The global financial meltdown is likely to have one unintended side effect, David Chipperfield predicts: Fewer attention-seeking buildings will go up.

"It's an architecture of excess, a consequence of there being too much money around," the British architect says. "At a time when people are worried about other things, those things become really irritating and probably less relevant. So I think we will see a mood shift -- a certain sensibility coming back."

While peers are busy putting up signature towers with nicknames -- the cheese grater, the walkie-talkie, the shard -- Chipperfield makes work that is hard to identify, often touching up what is already there. His best-known project is Berlin's bombed-out 19th-century Neues Museum, where he is preserving what is left, and not replicating what was ruined.

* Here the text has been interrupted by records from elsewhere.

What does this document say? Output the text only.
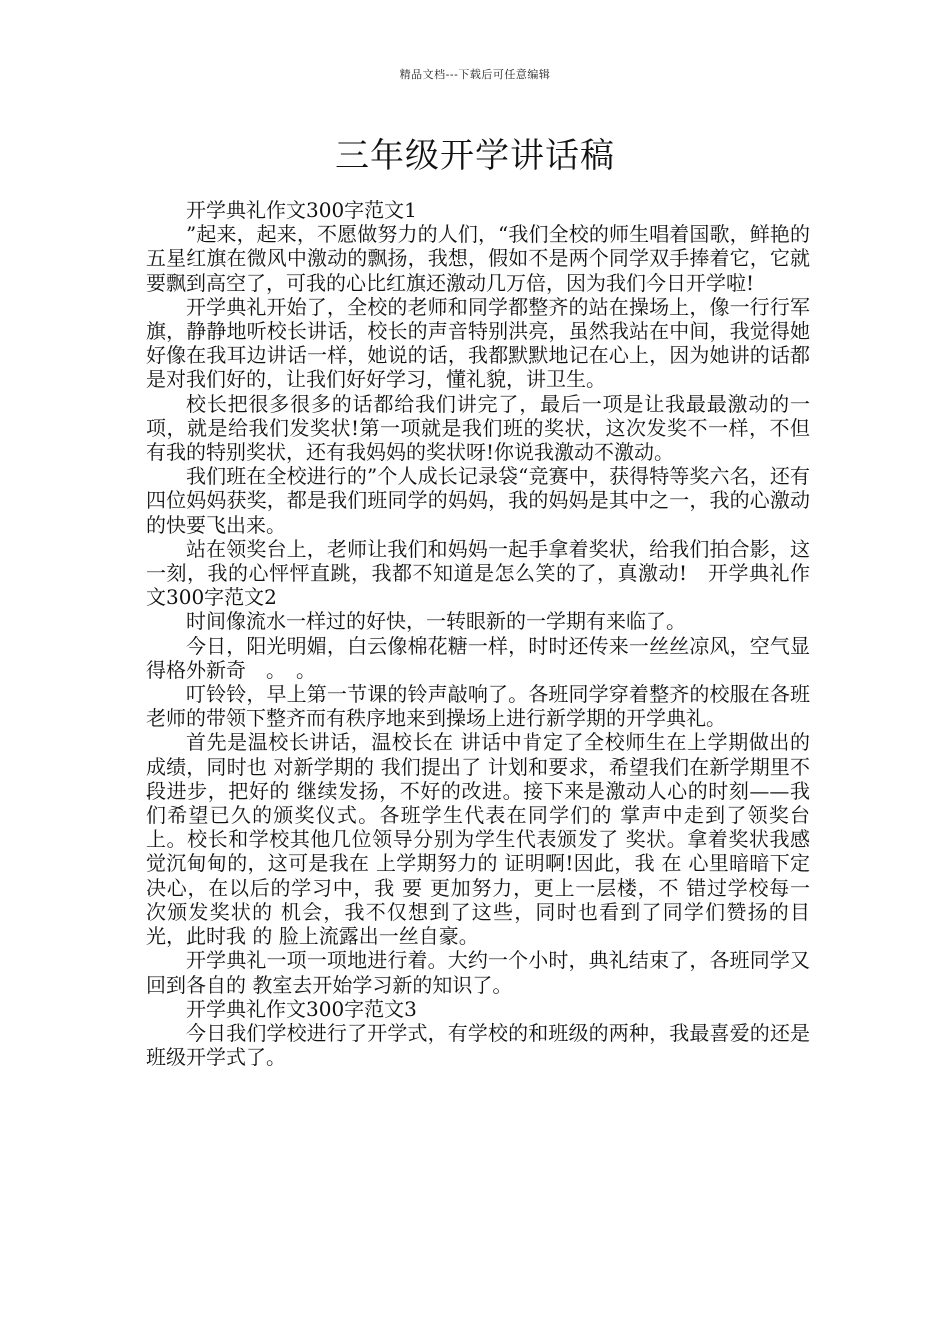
精品文档---下载后可任意编辑
三年级开学讲话稿

开学典礼作文300字范文1

”起来，起来，不愿做努力的人们，“我们全校的师生唱着国歌，鲜艳的五星红旗在微风中激动的飘扬，我想，假如不是两个同学双手捧着它，它就要飘到高空了，可我的心比红旗还激动几万倍，因为我们今日开学啦!

开学典礼开始了，全校的老师和同学都整齐的站在操场上，像一行行军旗，静静地听校长讲话，校长的声音特别洪亮，虽然我站在中间，我觉得她好像在我耳边讲话一样，她说的话，我都默默地记在心上，因为她讲的话都是对我们好的，让我们好好学习，懂礼貌，讲卫生。

校长把很多很多的话都给我们讲完了，最后一项是让我最最激动的一项，就是给我们发奖状!第一项就是我们班的奖状，这次发奖不一样，不但有我的特别奖状，还有我妈妈的奖状呀!你说我激动不激动。

我们班在全校进行的”个人成长记录袋“竞赛中，获得特等奖六名，还有四位妈妈获奖，都是我们班同学的妈妈，我的妈妈是其中之一，我的心激动的快要飞出来。

站在领奖台上，老师让我们和妈妈一起手拿着奖状，给我们拍合影，这一刻，我的心怦怦直跳，我都不知道是怎么笑的了，真激动!　开学典礼作文300字范文2

时间像流水一样过的好快，一转眼新的一学期有来临了。

今日，阳光明媚，白云像棉花糖一样，时时还传来一丝丝凉风，空气显得格外新奇　。　。

叮铃铃，早上第一节课的铃声敲响了。各班同学穿着整齐的校服在各班老师的带领下整齐而有秩序地来到操场上进行新学期的开学典礼。

首先是温校长讲话，温校长在 讲话中肯定了全校师生在上学期做出的成绩，同时也 对新学期的 我们提出了 计划和要求，希望我们在新学期里不段进步，把好的 继续发扬，不好的改进。接下来是激动人心的时刻——我们希望已久的颁奖仪式。各班学生代表在同学们的 掌声中走到了领奖台上。校长和学校其他几位领导分别为学生代表颁发了 奖状。拿着奖状我感觉沉甸甸的，这可是我在 上学期努力的 证明啊!因此，我 在 心里暗暗下定决心，在以后的学习中，我 要 更加努力，更上一层楼，不 错过学校每一 次颁发奖状的 机会，我不仅想到了这些，同时也看到了同学们赞扬的目光，此时我 的 脸上流露出一丝自豪。

开学典礼一项一项地进行着。大约一个小时，典礼结束了，各班同学又回到各自的 教室去开始学习新的知识了。

开学典礼作文300字范文3

今日我们学校进行了开学式，有学校的和班级的两种，我最喜爱的还是班级开学式了。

After years of having little work at home, Chipperfield is finally getting British validation, too. He won the RIBA Stirling Prize last year and just became one of the governing artists and architects of the Royal Academy of Arts.

Chipperfield, 54, has an explanation for the iconic-building frenzy. Architects, he says, are under pressure to deliver structures with "the 'wow' factor" to attract funds and visitors. While the search for new form has been "liberating for the profession," it also "produces a lot of rubbish," he says bluntly.

Where does he fit in?

"I am highly suspicious of doing the extraneous and the superficial, of doing things for effect, of doing things that look silly after a few years," comes the unequivocal reply.

At the Neues Museum -- where a wing, a courtyard and the central staircase were destroyed during World War II -- he has kept traces of the damage visible, like scars half-hidden by plastic surgery. Resisting full restoration, he has replaced the wrecked staircase with a modern concrete-and-marble structure.

Chipperfield has many other projects to his credit: the America's Cup building in Valencia, Spain; sculptor Antony Gormley's London studio; the Stirling-winning Museum of Modern Literature in Marbach am Neckar, Germany. U.S. projects include the modern glass Figge Art Museum in Davenport, Iowa, and museum extensions in Alaska and Missouri.

Among peers, Chipperfield defines Frank Gehry, who designed the Weisman Art Museum in Minneapolis, as "probably a genius" in his ability to "work outside the conventional boundaries." Zaha Hadid, with whom he studied, has "contributed enormously," although as her buildings "get bigger and more fanciful," he finds them "less convincing."

Unlike Gehry and Hadid, Chipperfield has never won the Pritzker Architecture Prize and feels he's not ready yet.

"There are lots of people who are in the queue first," he says, citing Peter Zumthor of Switzerland, who built the Kunsthaus in Bregenz, Austria, and Japan's Kazuyo Sejima, who co-designed the New Museum in New York.

Not until he completes Berlin, which will also involve a glass entrance building to the museums and a link between them, will he consider himself eligible.

"When the Neues Museum opens, then I will have contributed something serious," he says. "That's a serious piece of urban architecture, it's a serious contribution to a city, and to the history of architecture, I think."